The most obvious counterpoint to statement two would perhaps be Miralem Pjanic as regista, which has not really seemed to work in any capacity. Certainly the midfield, of the three positional groups, struggled the most this year and is now the necessary focal point of transfer activity (in addition to the fullbacks, though that’s more of just a personnel question rather than a place that needs fixing).

The counterpoint to the counterpoint here is that, OK, even if one says that Pjanic at regista makes no sense, who else could there be? Claudio Marchisio is everyone’s first cry here, but health has been a concern as well as Principino’s ability to defend properly at this point in his career. So the counterpoint to the counterpoint would say that, sure, Pjanic hasn’t worked out — but there’s no other current option no the team, and this stopgap solution has more than worked out.

The most difficult part of assessing Allegri is allowing room for nuance; nuance is often the great difficulty in the world of sports, in the world of being a fan, and in the world of analyzing sports. In this case, in particular, with the polar opposite moments and failures and successes of the last three years, nuance is even more difficult to locate.

Here’s my really dumb, ultimate confession-slash-takeaway: the longer I think about statements two and three, the more confused I am. The more I watch Juventus, the more confused I am. Rather than slowly increasing my understanding of what works and what hasn’t worked, continued exposure to the Bianconeri has really just perplexed me. There are certain things I really thought I know — like when I knew for a fact that Sami Khedira was done with being a good midfielder — and then, with one slight tweak, Allegri dashes what I thought I knew — allowing the German just a bit more leeway moving forward seemed to instantaneously turn his year around, and he finished by, yeah, maybe being Juve’s best midfielder not named Stefano Sturaro.

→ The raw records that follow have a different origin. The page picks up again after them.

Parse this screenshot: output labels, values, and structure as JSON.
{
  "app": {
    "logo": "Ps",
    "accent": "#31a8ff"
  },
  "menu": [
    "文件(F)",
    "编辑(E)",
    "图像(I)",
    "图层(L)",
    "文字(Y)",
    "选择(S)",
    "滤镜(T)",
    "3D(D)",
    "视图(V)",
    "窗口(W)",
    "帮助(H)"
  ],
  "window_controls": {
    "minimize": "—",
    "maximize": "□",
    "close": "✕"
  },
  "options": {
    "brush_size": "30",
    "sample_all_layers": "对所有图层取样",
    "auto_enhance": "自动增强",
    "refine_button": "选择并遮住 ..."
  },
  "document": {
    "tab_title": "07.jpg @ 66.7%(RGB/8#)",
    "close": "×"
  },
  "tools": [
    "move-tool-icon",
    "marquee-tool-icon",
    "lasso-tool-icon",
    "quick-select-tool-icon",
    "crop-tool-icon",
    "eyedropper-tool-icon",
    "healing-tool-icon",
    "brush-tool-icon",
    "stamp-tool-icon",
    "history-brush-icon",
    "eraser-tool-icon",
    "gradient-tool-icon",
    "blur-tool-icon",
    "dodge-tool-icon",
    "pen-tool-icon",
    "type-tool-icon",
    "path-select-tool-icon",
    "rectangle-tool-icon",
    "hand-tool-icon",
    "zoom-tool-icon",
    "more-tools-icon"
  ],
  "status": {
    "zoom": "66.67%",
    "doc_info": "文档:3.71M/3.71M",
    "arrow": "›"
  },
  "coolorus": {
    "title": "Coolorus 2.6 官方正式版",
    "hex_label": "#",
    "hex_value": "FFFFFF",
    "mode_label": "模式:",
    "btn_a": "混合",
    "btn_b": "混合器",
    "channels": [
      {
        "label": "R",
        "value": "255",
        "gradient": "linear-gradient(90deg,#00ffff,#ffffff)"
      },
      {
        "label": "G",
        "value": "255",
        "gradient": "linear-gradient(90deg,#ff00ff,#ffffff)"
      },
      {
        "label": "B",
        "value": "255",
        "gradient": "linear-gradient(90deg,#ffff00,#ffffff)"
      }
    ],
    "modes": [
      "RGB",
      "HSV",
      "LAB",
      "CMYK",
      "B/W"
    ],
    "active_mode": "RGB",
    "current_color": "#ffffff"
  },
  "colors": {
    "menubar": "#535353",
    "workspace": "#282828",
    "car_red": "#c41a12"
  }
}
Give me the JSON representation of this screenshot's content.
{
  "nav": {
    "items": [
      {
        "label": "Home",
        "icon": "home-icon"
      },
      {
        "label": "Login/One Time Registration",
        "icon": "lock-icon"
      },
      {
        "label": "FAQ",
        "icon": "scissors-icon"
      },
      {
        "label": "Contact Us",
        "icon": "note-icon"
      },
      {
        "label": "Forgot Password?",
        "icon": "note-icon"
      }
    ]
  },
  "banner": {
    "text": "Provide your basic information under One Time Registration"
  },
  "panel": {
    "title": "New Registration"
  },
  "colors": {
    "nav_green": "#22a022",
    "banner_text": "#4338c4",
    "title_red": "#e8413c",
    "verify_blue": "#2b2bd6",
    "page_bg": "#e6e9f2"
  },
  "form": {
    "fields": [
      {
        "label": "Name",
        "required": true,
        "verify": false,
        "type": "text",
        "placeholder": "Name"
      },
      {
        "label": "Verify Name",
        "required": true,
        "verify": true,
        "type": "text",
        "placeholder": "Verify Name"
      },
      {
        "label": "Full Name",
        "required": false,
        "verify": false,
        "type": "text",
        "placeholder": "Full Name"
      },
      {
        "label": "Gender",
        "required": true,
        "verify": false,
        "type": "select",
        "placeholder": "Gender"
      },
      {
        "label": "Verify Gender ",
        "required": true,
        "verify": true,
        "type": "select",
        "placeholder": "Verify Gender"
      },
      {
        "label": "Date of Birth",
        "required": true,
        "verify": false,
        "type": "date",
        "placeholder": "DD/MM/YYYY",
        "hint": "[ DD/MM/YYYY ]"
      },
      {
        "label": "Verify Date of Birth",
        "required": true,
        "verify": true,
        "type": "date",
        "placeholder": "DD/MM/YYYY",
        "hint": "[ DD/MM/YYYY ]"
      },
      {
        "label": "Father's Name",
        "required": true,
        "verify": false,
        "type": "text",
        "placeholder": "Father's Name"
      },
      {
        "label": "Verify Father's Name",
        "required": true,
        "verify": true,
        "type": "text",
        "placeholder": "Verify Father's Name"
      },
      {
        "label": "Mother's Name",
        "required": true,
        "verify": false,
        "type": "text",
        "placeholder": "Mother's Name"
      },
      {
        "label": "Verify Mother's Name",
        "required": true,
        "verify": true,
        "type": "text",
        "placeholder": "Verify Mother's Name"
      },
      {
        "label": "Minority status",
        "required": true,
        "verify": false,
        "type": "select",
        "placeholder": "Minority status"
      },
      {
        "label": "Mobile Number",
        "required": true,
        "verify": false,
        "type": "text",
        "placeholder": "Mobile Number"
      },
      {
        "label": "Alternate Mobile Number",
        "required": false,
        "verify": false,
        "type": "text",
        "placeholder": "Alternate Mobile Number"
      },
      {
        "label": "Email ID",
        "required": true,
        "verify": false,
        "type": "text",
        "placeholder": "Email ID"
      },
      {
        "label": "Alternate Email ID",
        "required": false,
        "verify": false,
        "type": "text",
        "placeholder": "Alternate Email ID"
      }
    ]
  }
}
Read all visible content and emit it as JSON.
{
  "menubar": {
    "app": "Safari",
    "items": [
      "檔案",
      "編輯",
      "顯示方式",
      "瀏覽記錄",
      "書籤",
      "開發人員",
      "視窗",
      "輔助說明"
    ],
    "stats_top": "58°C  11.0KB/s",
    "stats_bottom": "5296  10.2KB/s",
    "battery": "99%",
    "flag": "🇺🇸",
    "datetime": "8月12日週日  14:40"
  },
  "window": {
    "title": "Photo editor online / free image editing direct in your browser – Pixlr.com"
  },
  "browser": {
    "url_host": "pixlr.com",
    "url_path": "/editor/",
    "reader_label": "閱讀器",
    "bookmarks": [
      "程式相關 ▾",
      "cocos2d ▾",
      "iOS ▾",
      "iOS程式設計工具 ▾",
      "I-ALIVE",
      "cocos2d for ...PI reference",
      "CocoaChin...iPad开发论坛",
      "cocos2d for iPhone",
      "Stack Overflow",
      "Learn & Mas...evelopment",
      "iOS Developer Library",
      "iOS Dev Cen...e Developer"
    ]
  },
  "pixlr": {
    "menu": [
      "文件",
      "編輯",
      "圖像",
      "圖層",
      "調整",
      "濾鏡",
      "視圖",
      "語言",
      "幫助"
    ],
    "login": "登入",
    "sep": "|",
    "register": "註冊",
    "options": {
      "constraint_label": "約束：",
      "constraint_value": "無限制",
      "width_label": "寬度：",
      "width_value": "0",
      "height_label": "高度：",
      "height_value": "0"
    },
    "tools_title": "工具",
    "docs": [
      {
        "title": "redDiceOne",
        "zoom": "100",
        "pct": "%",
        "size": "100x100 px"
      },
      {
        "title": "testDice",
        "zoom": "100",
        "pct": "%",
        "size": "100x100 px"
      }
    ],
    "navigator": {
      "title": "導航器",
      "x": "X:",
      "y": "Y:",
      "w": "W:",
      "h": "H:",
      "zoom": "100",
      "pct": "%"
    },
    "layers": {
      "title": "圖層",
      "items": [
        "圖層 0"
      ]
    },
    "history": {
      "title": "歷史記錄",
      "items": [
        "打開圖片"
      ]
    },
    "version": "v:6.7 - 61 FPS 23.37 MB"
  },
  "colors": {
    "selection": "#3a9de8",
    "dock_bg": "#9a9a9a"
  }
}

At the end of the day, I’m not mad about the confusion I feel, because the profound unknowing brings me back to what can be quantified, what can be known and understood immediately without having to conjecture endlessly about things to which I may never find the answer. And what we can indeed know is this: for four years in a row under Allegri, Juventus have won the domestic double. In four years of Champions League play, Juventus have twice made the final game.